Story Source: The Better India by
Drought-prone villages of Karnataka are now self-sufficient in their seed needs and selling the excess seeds back while producing high yields.
In 2012 one brave farmer decided to plant a field of traditional millet just like his ancestors would do many years before. That year the area was hit with a severe drought and even as many of his neighbours and friends saw their crops fail due water shortage, his millet crop gave a bumper yield. Seeing his success other farmers in the village became very interested to know more and to give the traditional varieties of millet a go themselves.
The next year many more farmers planted a number of different traditional varieties of millets and got equally good yields despite it being a year of drought again.

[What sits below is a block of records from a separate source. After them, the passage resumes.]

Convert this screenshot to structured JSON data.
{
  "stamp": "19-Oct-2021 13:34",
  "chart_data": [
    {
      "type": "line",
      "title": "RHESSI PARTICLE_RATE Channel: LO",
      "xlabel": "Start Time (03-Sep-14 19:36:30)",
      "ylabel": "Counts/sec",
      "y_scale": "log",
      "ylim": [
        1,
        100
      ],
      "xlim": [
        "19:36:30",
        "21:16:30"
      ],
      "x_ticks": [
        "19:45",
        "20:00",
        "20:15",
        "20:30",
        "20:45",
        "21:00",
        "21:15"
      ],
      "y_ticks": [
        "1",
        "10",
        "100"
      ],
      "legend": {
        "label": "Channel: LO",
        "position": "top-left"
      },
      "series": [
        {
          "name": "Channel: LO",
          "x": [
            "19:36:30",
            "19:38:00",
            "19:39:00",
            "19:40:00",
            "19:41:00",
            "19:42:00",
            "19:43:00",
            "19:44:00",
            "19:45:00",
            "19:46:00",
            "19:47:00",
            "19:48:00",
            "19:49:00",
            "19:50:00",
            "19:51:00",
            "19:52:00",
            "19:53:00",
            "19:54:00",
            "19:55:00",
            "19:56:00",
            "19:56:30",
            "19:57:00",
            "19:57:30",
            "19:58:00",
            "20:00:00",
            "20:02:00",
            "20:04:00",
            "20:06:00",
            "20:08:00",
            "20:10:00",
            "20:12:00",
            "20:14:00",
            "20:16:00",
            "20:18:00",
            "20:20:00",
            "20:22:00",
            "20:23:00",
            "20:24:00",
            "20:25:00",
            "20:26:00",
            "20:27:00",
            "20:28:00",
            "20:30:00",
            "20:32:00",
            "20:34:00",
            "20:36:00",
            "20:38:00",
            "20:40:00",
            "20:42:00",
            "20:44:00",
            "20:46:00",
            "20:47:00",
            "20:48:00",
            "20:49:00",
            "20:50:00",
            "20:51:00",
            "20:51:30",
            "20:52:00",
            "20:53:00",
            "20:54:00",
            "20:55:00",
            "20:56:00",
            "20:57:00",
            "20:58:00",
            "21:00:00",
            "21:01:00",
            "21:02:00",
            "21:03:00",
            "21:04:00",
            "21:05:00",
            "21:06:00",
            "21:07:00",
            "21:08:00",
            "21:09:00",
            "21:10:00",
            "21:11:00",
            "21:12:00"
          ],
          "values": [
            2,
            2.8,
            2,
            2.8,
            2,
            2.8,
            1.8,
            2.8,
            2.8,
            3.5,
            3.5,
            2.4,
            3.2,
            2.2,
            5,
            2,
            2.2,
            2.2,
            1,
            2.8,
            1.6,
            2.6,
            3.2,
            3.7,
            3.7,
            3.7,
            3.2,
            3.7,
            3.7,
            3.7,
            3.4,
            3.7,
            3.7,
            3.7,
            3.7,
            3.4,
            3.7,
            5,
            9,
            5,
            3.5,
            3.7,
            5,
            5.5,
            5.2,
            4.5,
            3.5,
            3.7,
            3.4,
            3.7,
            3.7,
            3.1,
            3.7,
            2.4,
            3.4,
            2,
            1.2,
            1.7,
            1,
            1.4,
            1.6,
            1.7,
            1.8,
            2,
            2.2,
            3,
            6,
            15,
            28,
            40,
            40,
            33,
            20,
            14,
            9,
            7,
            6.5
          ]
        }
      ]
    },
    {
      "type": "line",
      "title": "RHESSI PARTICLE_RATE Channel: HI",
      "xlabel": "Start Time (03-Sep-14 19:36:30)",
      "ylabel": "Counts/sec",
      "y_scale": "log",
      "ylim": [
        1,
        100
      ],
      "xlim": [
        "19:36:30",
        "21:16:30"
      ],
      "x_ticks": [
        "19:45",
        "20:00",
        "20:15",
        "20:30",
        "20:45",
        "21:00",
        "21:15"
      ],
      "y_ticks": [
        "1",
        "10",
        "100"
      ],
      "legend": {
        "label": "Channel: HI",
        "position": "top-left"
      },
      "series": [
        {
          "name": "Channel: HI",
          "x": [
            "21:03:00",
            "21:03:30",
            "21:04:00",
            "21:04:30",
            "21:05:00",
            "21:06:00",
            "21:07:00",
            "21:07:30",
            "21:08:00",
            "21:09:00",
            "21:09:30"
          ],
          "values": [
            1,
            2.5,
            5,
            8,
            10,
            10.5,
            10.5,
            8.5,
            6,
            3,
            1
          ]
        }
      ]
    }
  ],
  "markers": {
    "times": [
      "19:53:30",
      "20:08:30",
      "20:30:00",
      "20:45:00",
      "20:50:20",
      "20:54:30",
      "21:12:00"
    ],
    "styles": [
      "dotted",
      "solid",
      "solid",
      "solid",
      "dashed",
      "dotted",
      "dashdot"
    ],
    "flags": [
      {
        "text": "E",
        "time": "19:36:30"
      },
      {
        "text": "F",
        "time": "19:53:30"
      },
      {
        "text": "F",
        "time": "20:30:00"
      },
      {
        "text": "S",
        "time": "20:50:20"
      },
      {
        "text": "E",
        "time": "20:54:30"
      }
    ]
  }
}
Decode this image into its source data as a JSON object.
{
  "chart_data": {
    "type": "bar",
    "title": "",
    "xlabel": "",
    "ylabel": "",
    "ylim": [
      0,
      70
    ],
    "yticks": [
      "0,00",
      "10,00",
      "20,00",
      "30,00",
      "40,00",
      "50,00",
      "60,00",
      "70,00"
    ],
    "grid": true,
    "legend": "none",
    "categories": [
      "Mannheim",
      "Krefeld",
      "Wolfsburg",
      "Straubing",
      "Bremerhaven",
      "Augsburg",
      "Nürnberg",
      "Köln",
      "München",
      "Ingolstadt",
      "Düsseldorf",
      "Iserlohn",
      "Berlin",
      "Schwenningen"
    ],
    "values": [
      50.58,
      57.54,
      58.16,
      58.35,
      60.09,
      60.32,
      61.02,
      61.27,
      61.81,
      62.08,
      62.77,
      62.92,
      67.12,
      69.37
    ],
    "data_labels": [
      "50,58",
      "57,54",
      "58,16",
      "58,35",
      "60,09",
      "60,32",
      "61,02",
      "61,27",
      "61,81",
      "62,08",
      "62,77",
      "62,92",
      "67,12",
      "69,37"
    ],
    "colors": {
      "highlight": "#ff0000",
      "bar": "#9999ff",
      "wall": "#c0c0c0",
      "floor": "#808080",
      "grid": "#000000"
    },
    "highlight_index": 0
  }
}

The villages of Hanumanahalli, Ramapura and Mattighatti are some 40 km from Hubbali, Karnataka. The area has been suffering from severe droughts for a number of years and by 2012 has already seen a number of farmer suicides.
In 2014 these villages joined the Karnataka State Government’s ‘Savayava Bhagya’ program. Under the scheme they targeted converting at least 100 hectares for pure organic cultivation.
Farmers were encouraged to try dedicating at least a percentage of their land to cultivating through organic methods.
They were given financial support as well as training in practical techniques such as how to make vermi-compost, how to make jiwamrita and how to make organic pesticides.
Alongside joining Savayava Bhagya, they received traditional seeds and support from Bangalore based NGO, Sahaja Samrudha. Sahaja Samrudha is a people’s movement to preserve India’s traditional farming practices and conserve the rich biodiversity of indigenous crop varieties. They have been working constantly to help support the farmers with technical expertise and provisions of traditional varieties of seeds.
Sahaja Samrudha helped the farmers form a group comprising of around 80 farmers called ‘Sanjivini Savayava Krushikara Balaga’. Initially, the farmers got lower yields when they first switched over to growing organically, but as their soil slowly healed and regenerated, they got better yields each and every year.
Within a couple of years they were producing excellent yields, with one big difference- they were using almost zero external input which meant a dramatic reduction of costs.
“We were getting better yields with zero inputs and we started to notice the health of the village improve, people were falling sick less frequently and more serious lifestyle diseases started to become less common,” local farmer Sunil said.
Growing millet is not a new idea, rather a revival of an old tradition- millets were grown in this area for countless generations before the ‘Green Revolution.’
Elders in the villages can still remember seeing millet growing in the fields in their childhood days. Millets are the perfect crop for this region and its current climatic conditions. They are low maintenance crops, with a good market demand, provide fodder for cattle and many other ecological benefits.
Many local farmers are shifting to millet cultivation instead of focusing on pesticide and water-intensive crops such as BT-cotton, soy and maize. It is a matter of common sense- cotton, soy and maize keep failing due to a lack of rain.
The Sanjivini Savayava Krushikara Balaga farmers group has been very successful in marketing their millet. Through forming the group they were able to collect large quantities to attract wholesale buyers.
Last year they successfully sold around 50 tonnes of the crop and this year the quantity is expected to cross 200 tonnes.
Sahaja Samrudha have worked closely alongside Sanjivini Savayava Krushikara Balaga to create a long-term sustainable seed bank for the farmers. To receive the seeds they have to follow a few basic conditions that help ensure the sustainability of the seed bank:
1) After the harvest is complete, the farmer must return twice the quantity he has taken from the seed bank.
2) Using only organic techniques.
3) Seeds returned must be of good quality.
The villagers are now all self-sufficient in their seed needs and selling the excess seeds back to Sahaja Samrudha.
The local millet movement continues to go from strength to strength and the more people hear about their story the more demand there is from farmers in Karnataka and beyond for traditional millet seeds.